Ed Roberts (born January 23, 1939, San Mateo, California, U.S.—died March 14, 1995, Berkeley) was an American disability rights activist who is considered the founder of the independent-living movement.
Roberts contracted polio at age 14 and was paralyzed from the neck down. Requiring an iron lung or a respirator to breathe, he attended high school in California by telephone before attending in person in his senior year. Early on, Roberts encountered obstacles as a result of his disability. Because he had not completed physical education and driver education courses, his high school refused to let him graduate, but the decision was reversed after his mother petitioned the school board for his diploma.
In 1962, after two years of attending a local college, Roberts was accepted to the University of California, Berkeley, but the university, which had been unaware of his disability when he applied, refused to admit him on the grounds that his iron lung would not fit in a dormitory room. Roberts challenged the administration and ultimately was admitted. While at Berkeley, he worked with the university to develop the Physically Disabled Students Program, a program run by and for disabled students to provide wheelchair repair, attendant referral, peer counseling, and other services that would enable them to live in the community. Roberts earned a bachelor’s degree in political science in 1964 and a master’s degree in political science two years later.
In 1972 Roberts and other members of the Physically Disabled Students Program came together in Berkeley to found the Center for Independent Living, an advocacy group that fought for changes that would give people with disabilities access to community life. The group’s first success was its campaign to persuade the city of Berkeley to install curb cuts, permitting wheelchair access.

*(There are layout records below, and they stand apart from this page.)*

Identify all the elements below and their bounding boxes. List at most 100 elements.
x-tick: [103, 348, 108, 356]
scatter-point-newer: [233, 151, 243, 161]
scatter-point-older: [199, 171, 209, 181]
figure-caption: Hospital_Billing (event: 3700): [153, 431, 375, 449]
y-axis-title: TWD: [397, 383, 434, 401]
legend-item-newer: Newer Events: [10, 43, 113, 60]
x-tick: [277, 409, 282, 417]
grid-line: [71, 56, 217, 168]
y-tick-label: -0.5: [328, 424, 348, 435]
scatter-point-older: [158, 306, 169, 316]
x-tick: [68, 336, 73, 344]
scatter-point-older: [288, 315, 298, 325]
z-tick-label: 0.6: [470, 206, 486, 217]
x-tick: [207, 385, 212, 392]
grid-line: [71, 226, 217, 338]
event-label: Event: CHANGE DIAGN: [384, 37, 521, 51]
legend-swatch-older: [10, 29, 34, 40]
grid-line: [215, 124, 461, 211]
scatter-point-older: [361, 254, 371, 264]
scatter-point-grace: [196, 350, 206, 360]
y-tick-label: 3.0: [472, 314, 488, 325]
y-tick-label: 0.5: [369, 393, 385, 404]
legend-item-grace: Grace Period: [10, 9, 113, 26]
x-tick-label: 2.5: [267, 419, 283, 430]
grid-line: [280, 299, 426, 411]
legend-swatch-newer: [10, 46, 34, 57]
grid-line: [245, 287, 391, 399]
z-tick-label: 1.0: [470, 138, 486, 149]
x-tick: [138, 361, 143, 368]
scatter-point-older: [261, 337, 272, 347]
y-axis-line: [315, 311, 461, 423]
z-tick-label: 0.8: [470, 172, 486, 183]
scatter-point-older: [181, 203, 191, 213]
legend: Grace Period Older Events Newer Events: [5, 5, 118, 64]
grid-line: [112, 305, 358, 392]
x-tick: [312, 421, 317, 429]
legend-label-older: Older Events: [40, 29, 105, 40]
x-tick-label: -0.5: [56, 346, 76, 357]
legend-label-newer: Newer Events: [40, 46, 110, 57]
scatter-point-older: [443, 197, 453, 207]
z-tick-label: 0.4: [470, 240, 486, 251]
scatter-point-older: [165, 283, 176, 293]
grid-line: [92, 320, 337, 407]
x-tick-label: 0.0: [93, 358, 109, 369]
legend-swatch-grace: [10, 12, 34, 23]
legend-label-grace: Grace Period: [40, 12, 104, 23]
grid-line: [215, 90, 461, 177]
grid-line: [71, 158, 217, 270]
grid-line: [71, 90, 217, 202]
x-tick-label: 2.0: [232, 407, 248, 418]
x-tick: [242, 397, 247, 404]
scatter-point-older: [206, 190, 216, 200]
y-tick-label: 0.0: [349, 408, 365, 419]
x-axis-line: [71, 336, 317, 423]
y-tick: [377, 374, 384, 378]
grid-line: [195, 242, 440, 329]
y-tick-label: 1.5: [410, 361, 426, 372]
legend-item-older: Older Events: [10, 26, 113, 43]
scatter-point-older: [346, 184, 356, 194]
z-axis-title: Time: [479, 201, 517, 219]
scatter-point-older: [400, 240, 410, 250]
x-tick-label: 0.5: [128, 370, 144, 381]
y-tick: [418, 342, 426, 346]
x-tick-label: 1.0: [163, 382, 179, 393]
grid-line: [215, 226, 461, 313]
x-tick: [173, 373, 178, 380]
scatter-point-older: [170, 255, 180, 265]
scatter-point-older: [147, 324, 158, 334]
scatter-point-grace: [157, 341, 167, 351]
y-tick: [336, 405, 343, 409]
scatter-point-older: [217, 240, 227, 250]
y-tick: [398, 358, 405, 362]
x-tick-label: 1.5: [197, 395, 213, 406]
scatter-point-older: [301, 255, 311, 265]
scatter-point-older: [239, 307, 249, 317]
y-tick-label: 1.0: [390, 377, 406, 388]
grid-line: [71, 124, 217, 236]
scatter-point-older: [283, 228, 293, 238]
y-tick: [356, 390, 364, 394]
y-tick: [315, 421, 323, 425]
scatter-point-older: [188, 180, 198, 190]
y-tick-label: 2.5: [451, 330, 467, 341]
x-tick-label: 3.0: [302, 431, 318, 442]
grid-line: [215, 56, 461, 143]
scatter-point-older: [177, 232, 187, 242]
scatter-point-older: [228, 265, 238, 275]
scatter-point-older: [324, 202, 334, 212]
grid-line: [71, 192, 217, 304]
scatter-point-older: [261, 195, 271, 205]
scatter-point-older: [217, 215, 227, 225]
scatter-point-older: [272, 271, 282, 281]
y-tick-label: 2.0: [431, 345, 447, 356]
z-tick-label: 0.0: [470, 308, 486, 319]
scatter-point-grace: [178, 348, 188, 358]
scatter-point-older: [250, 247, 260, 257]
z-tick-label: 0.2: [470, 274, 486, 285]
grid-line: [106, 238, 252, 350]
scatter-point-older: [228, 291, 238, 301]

In 1976 Roberts was appointed director of the California Department of Vocational Rehabilitation, an agency that in 1962 had deemed Roberts too disabled to hold a job. As director, he facilitated the establishment of independent living centers throughout the state. He also traveled to lobby for disability rights in the United States and around the world. After his death, a center for people with disabilities was created in Berkeley and named for him.